When he was 14, Rogers won a dance competition in Fort Worth and soon joined a Vaudville travel agency as a dancer. Ginger’s mother chose to travel with him. At age 17, she married another Vaudville actor named Jack Paper – the first of her five marriages. The marriage lasted only a year, and soon she was back on the streets with her mother. They ended up in New York City, where he starred in a Gershuin Broadway musical, The girl is crazy. It was here that he met Astair, who was working as an assistant choreographer.

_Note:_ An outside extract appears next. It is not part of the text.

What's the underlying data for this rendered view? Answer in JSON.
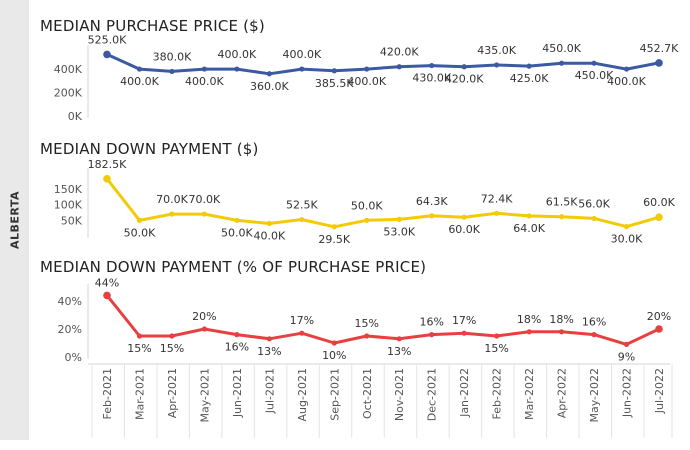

Roger’s Broadway success resulted in numerous movie deals at Paramount, then Warner Bros., and finally RKO, where his partnership with Esther flourished. Together they were among the nine films Flying Down to Rio (1933) – One of my favorites! 1938), and The Story of Vernon and Irene Castle (1939).

I especially recommend Let’s face music and dance From Follow the Fleet. Rogers floats with this number as she is in the air, which is quite surprising when you consider that she is wearing a sequined gown that weighs 25 pounds. Even more significant – performance is continuous. They filmed the number twice a day; Roger’s legs were bleeding and he was almost hospitalized from exhaustion. Astaire assumes that working with dance partners was not easy at all.

The other essential Astaire / Rogers number to check out is Never count dance From Swing Time, which many consider to be the most incredible Pass de Dukes in Hollywood history. It starts slowly with just two walks before moving effortlessly into a dance number of increasing intensity and energy.